Nor does Seoul appear as prepared strategically as Washington. A recent report that the U.S. Trade Representative sent to Congress included a U.S. order sheet on Korea, a very wide-ranging and sometimes far-fetched one at that. For example, it aims to protect American investors here as stipulated by U.S. law, making it hard for Korean firms to effectively ward off their hostile takeover bids, while also eliminating all export subsidies for agricultural products. What are Seoul’s countermeasures?

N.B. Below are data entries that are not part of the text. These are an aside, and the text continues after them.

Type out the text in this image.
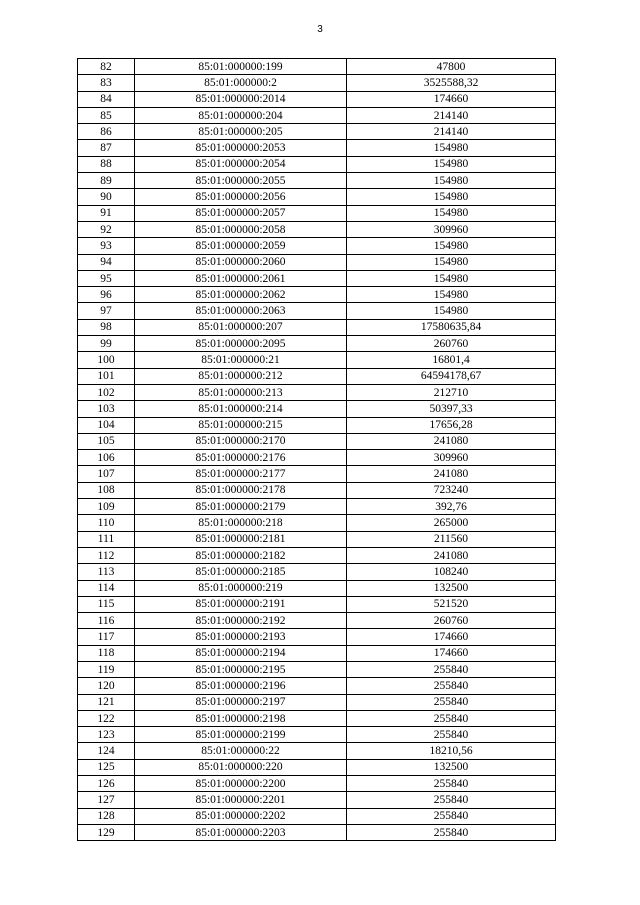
3
82	85:01:000000:199	47800
83	85:01:000000:2	3525588,32
84	85:01:000000:2014	174660
85	85:01:000000:204	214140
86	85:01:000000:205	214140
87	85:01:000000:2053	154980
88	85:01:000000:2054	154980
89	85:01:000000:2055	154980
90	85:01:000000:2056	154980
91	85:01:000000:2057	154980
92	85:01:000000:2058	309960
93	85:01:000000:2059	154980
94	85:01:000000:2060	154980
95	85:01:000000:2061	154980
96	85:01:000000:2062	154980
97	85:01:000000:2063	154980
98	85:01:000000:207	17580635,84
99	85:01:000000:2095	260760
100	85:01:000000:21	16801,4
101	85:01:000000:212	64594178,67
102	85:01:000000:213	212710
103	85:01:000000:214	50397,33
104	85:01:000000:215	17656,28
105	85:01:000000:2170	241080
106	85:01:000000:2176	309960
107	85:01:000000:2177	241080
108	85:01:000000:2178	723240
109	85:01:000000:2179	392,76
110	85:01:000000:218	265000
111	85:01:000000:2181	211560
112	85:01:000000:2182	241080
113	85:01:000000:2185	108240
114	85:01:000000:219	132500
115	85:01:000000:2191	521520
116	85:01:000000:2192	260760
117	85:01:000000:2193	174660
118	85:01:000000:2194	174660
119	85:01:000000:2195	255840
120	85:01:000000:2196	255840
121	85:01:000000:2197	255840
122	85:01:000000:2198	255840
123	85:01:000000:2199	255840
124	85:01:000000:22	18210,56
125	85:01:000000:220	132500
126	85:01:000000:2200	255840
127	85:01:000000:2201	255840
128	85:01:000000:2202	255840
129	85:01:000000:2203	255840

President Roh has set two goals for his remaining two years in office: the Korea-U.S. FTA and easing economic polarization. Considering the widening wealth gap resulting from a globalizing economy, the two objectives are more conflicting than they are complementary. The opening of the medical market, for instance, will provide world-class services for the very rich, but may put even general treatments out of reach for the poor. The rosy picture Roh paints requires a lot of time and very skillful bargaining.
He may be right to say that specific interest groups should not scuttle the FTA. But it will be a different story if a majority of people feel something is going wrong. The government needs to disclose as many details of the negotiations as possible and reflect public opinions. Seoul should also not take a weak-kneed approach in its haste to wrap up a deal. That Korea has accepted all four U.S. preconditions - screen quota, beef, cars and medicines - only reconfirms such concerns.
An FTA is not a goal but a tool. Haste and secrecy are two taboos, and only selective - not rash - market opening can help the nation’s interests Roh should not repeat the mistake of former President Kim Young-sam, whose premature economic liberalization led to an unprecedented crisis.